Editor's Notes: Dr. Judy, Dr. Rosenfeld, and Dr. Lustig have no financial interest in Peregrine Pharmaceuticals, Inc.
For additional information about the trial at Penn, call (215) 615-4590.
For information regarding the other sites, call (800) 694-5334 or visit www.clinicaltrials.gov/ct/show/NCT00128635?order=1
PENN Medicine is a $2.9 billion enterprise dedicated to the related missions of medical education, biomedical research, and high-quality patient care. PENN Medicine consists of the University of Pennsylvania School of Medicine (founded in 1765 as the nation's first medical school) and the University of Pennsylvania Health System.

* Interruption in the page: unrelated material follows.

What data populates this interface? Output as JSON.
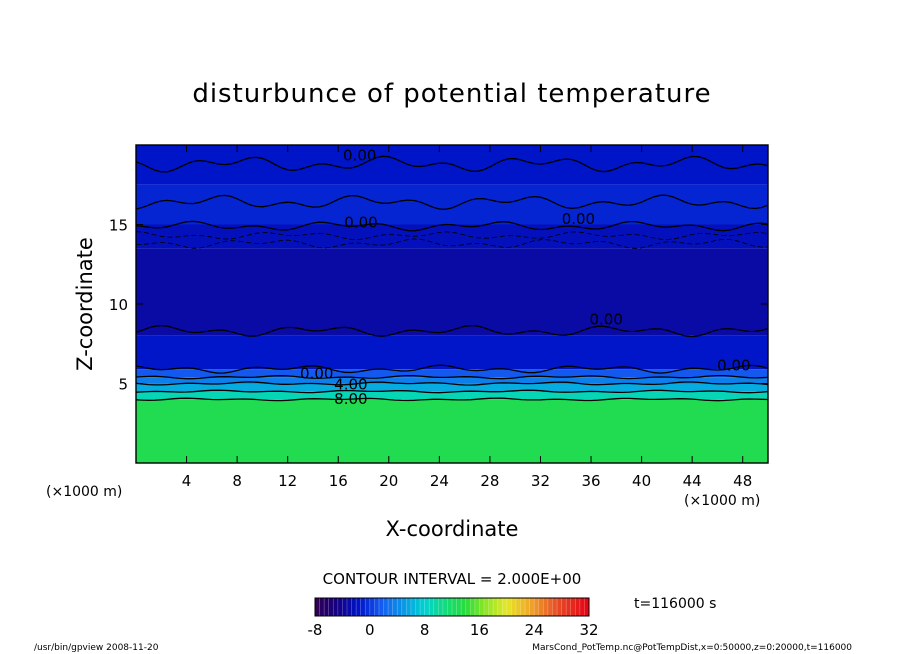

Penn's School of Medicine is ranked #2 in the nation for receipt of NIH research funds; and ranked #3 in the nation in U.S. News & World Report's most recent ranking of top research-oriented medical schools. Supporting 1,400 fulltime faculty and 700 students, the School of Medicine is recognized worldwide for its superior education and training of the next generation of physician-scientists and leaders of academic medicine.The University of Pennsylvania Health System includes three hospitals, all of which have received numerous national patient-care honors [Hospital of the University of Pennsylvania; Pennsylvania Hospital, the nation's first hospital; and Penn Presbyterian Medical Center]; a faculty practice plan; a primary-care provider network; two multispecialty satellite facilities; and home care and hospice.